Sorry I didn't get you a cake or anything.
But, hey, I am typing to you during the middle of the first large thunderstorm of the Spring Season. April showers bringing May flowers and all.
Dear local TV stations. It really sucks that a major storm is passing overhead and you've got nothing on your screens. The Youngstown station has a little map, but it doesn't show Ashtabula. However, the 2 counties south of us have Sever Thunderstorm Warnings (my guess is so do we). Really don't care about the sports programming, would be nice to see what's happening out there (and the Weather Channel is into their stupid weather stories programming).

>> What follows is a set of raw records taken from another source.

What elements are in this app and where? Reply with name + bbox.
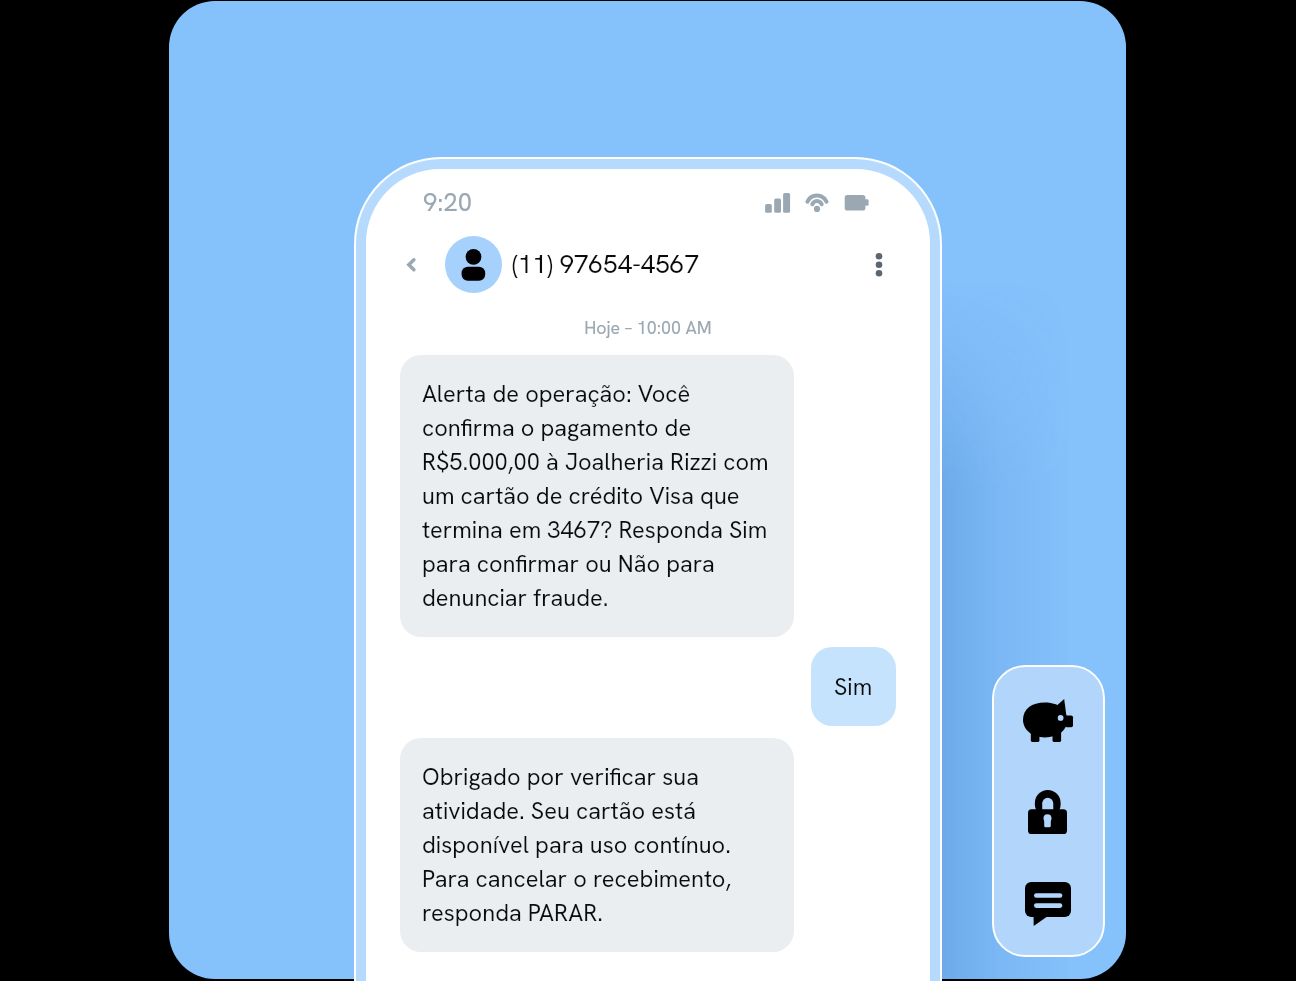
button[interactable]: Messages: [1025, 882, 1071, 926]
staticText: 9:20: [423, 185, 472, 218]
button[interactable]: Back: [393, 246, 429, 283]
button[interactable]: More options: [861, 246, 897, 283]
staticText: Hoje – 10:00 AM: [366, 316, 930, 981]
staticText: Obrigado por verificar sua atividade. Se…: [422, 761, 772, 929]
button[interactable]: Obrigado por verificar sua atividade. Se…: [400, 738, 794, 952]
button[interactable]: Contact avatar: [445, 236, 502, 293]
staticText: Sim: [834, 671, 873, 702]
button[interactable]: Alerta de operação: Você confirma o paga…: [400, 355, 794, 637]
staticText: Alerta de operação: Você confirma o paga…: [422, 378, 772, 614]
button[interactable]: Sim: [811, 647, 896, 726]
button[interactable]: Savings: [1023, 699, 1073, 742]
staticText: (11) 97654-4567: [512, 247, 699, 281]
button[interactable]: Security: [1028, 790, 1067, 834]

Since there's a discussion going on with Anonymous Cassie in the comments (and this topic has been brought up once or twice in our discussions), I point to this blog post by Tim Wise entitled, "Imagine if the Tea Party Was Black." (Grokked from Jay Lake) Not necessarily an argument about if the TPM is racist, but maybe throwing a clarifying light on privilege and tolerance of language. Not all of his arguments point to prominent people, but most of them directly lead back to non-fringe (in public position) characters. It's an interesting exercise. But hey, it might not be entirely their fault, considering this study abstract which demonstrates that "Participants subliminally primed with Christian words displayed more covert racial prejudice against African-Americans (Study 1) and more general negative affect toward African-Americans (Study 2) than did persons primed with neutral words."
Also, because it came up is discussion with Anonymous Cassie, some statistics. A Washington Post article on Zero Job Growth for the Aughts. There's another article showing percentage GDP growth by decade, unfortunately I didn't link to it when I found it. The chart shows larger growth for the 50s and 60s, slowing growth for the 70s and 80s, a resurgence in the 90s, and then the worse growth since the Great Depression for the aughts. They talk about various reasons, the causes du jour. But what I'd like to have you keep in mind looking at their charts is this, in the 40s-60s we had a highly progressive income tax and, compared to today's standards, massive government regulation and interference in the markets. That started lessening in the 70s, accelerated in the 80s, swung partially the other way in the 90s, and then went back to full throttle tax cuts and deregulation in the aughts. IMHO, "tax cuts and deregulation spur economic growth" is as much a myth as the "markets favor Republican Administrations" (which I did an article on a while back disproving it). It sounds nice, but doesn't work in reality.
Also, a Salon article on the number of Snopes.com entries comparing GW Bush and Obama. (Grokked from Jay Lake) Also indicative of why and how certain responses are happening currently in the political theater.
Now I need to go do other things than research on economic forecasts and structures.
3 comments:
I'm teaching debate tomorrow with the resolution "The government should compel immunizations due to public health concerns" and you don't bother to link to the World Malaria Day source?
Hmph. ;-)
Anonymous Cassie
Sorry, Cassie.
As for compelling immunizations, there are people who are immuno-compromised and they should be exempted.
However, given the arguments around mandating insurance coverage, I have a feeling than mandating people get actual shots would be an even more uphill battle.
That's a huge part of the debate - if the students are doing their research.
We got into the moral issues of does the government have the right under a social contract to enforce immunizations more than we got into immuno-compromised people (although I'm informed that I'm being incorrect in using "immuno-compromised" as an adjective instead of saying "people with immuno-compromised systems.)
Debate is more fun than one person should be allowed to have.